When I look up, my mouth goes dry.
She’s sitting on my mattress, her hair loose on her shoulders, and she’s leaning forward, her blouse dipping low, giving me a glimpse of black lace and the pale mounds of her tits.
Tongue stuck to the roof of my mouth, my hard-on pushing frantically against the seam of my jeans, I stare and stare.
“JJ?” Her uncertain voice is like a splash of cold water. She’s staring right back, frozen in place, one hand planted on top of my blanket.
“Perfect,” I rasp, coming down to earth and clutching the drawing pad over my crotch to hide how excited my dick is to see her. “That’s perfect. Stay… stay like that.”
Swallowing hard, attempting to bring some moisture back into my mouth, I start sketching quickly, broad lines, bold strokes to capture the posture, the curves of her body, the wild tangle of her dark hair, her wide eyes.
I botch the line of her thigh and blot it out with the special eraser. Fuck, fuck. My hands are shaky.

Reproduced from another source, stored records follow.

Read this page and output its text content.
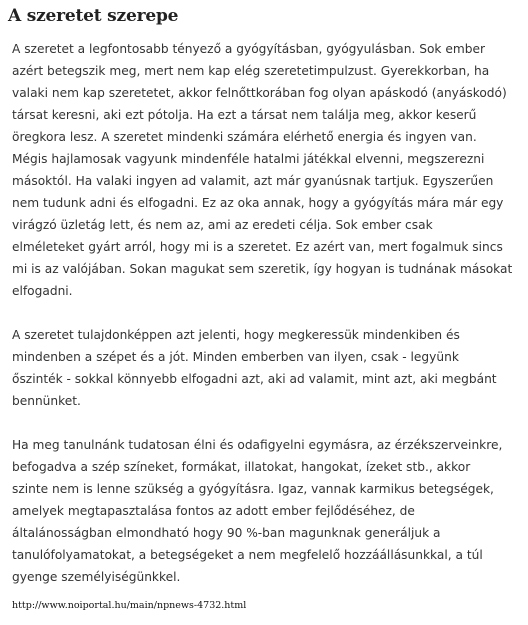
A szeretet szerepe

A szeretet a legfontosabb tényező a gyógyításban, gyógyulásban. Sok ember
azért betegszik meg, mert nem kap elég szeretetimpulzust. Gyerekkorban, ha
valaki nem kap szeretetet, akkor felnőttkorában fog olyan apáskodó (anyáskodó)
társat keresni, aki ezt pótolja. Ha ezt a társat nem találja meg, akkor keserű
öregkora lesz. A szeretet mindenki számára elérhető energia és ingyen van.
Mégis hajlamosak vagyunk mindenféle hatalmi játékkal elvenni, megszerezni
másoktól. Ha valaki ingyen ad valamit, azt már gyanúsnak tartjuk. Egyszerűen
nem tudunk adni és elfogadni. Ez az oka annak, hogy a gyógyítás mára már egy
virágzó üzletág lett, és nem az, ami az eredeti célja. Sok ember csak
elméleteket gyárt arról, hogy mi is a szeretet. Ez azért van, mert fogalmuk sincs
mi is az valójában. Sokan magukat sem szeretik, így hogyan is tudnának másokat
elfogadni.

A szeretet tulajdonképpen azt jelenti, hogy megkeressük mindenkiben és
mindenben a szépet és a jót. Minden emberben van ilyen, csak - legyünk
őszinték - sokkal könnyebb elfogadni azt, aki ad valamit, mint azt, aki megbánt
bennünket.

Ha meg tanulnánk tudatosan élni és odafigyelni egymásra, az érzékszerveinkre,
befogadva a szép színeket, formákat, illatokat, hangokat, ízeket stb., akkor
szinte nem is lenne szükség a gyógyításra. Igaz, vannak karmikus betegségek,
amelyek megtapasztalása fontos az adott ember fejlődéséhez, de
általánosságban elmondható hogy 90 %-ban magunknak generáljuk a
tanulófolyamatokat, a betegségeket a nem megfelelő hozzáállásunkkal, a túl
gyenge személyiségünkkel.

http://www.noiportal.hu/main/npnews-4732.html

“Where did you learn to draw?” she asks, and I pause, the charcoal gripped in my hand.
“Learn?”
“Yeah. Who taught you how to draw?”
“Nobody taught me.” I shade in her hair, a storm cloud around her face. “Z-man takes a look at my drawings from time to time, gives me suggestions.”
“You’re self-taught?”
I glance up from the pad, blink at her. She looks startled. After what I told her last time we met, I thought it was clear my past wasn’t all special tutors and expensive lessons. Fuck, does she even know or guess I never finished school?
“Sorry,” she whispers, bites her lip—goddammit—and wiggles on her knees. “Didn’t mean to break your concentration.”
Is she kidding me? She intrudes on every thought and every wish that goes through my mind. I gaze into her denim-blue eyes, and I have visions of us tangled in my sheets, of me licking the sweat off her thighs as I bend between them, of her crying out my name—
The charcoal falls from my fingers and crashes to the floor with a sound like a bomb going off.
The fuck.
I leave the piece lying there and tear off the drawing, let it drift down to join the charcoal. I need something softer to nail her expression, the heavy-lidded bedroom eyes, the parted lips, the contrast between her dark halo and her sky-hued gaze. Soft and nervous, sexy and unsure, I want it all.
At least I’ll have her on paper, so I can look at her long after she’s gone from my life.
***
“You finished?”
“Hm?” I shade in the outline of her mouth, then glance up at her. “What?”
She’s leaning back, hands gripping the headboard, her white blouse riding up to reveal her bellybutton, and I shift uneasily in my seat. My balls ache with the need to come. I’ve been hard for… how long now? Hours. Hours spent staring at her, fantasizing. Wanting her.
I wonder briefly if chronic boners can prove fatal. It sure feels like it. I’m hard for her, but inside my resolve is weakening, softening, and my heart is pounding as I look at her.
So fucked…
“I said, have you finished with the drawing?” She wrinkles her nose. “You’ve been staring at it for a while now.”
Damn cute. I try to find words. Language fails me, so I grunt, and I hope she takes it as a yes.
“You probably want to do other stuff,” she says, sitting up, tugging on her blouse, and my eyes follow the way it molds over her lush curves. “Eat lunch, meet with friends. I don’t know… Stuff.”
She’s leaving.
I’m on my feet before I realize and walking over to her, the drawing pad and pencil thudding to the bare floor.
“Haven’t finished.” Not done with you.
“But I thought you—”
I sink down on the bed and lick my lips. I feel like a wolf licking his chops. I’ll scare her if I keep this up, so I scramble for an explanation.
I can’t. Can’t explain it even to myself.
So instead I lift my hands to her shoulders, skimming over her slender collarbone.
“What…?” she begins, and I shush her.
“One more drawing,” I say and grip the straps of her top. “Is this okay, Embers?”
I wait until she nods, and when she does, my fucking breath catches.
Shit, I’ve been dying to do this, to stroke her soft skin, to see more of her. She’s watching me, a blush coloring her cheeks, and my dick twitches in my pants. I’ve never felt so close to coming only by cupping a girl’s soft shoulders and staring into her eyes, so clear you’d think the darkening blue in their depths is her soul.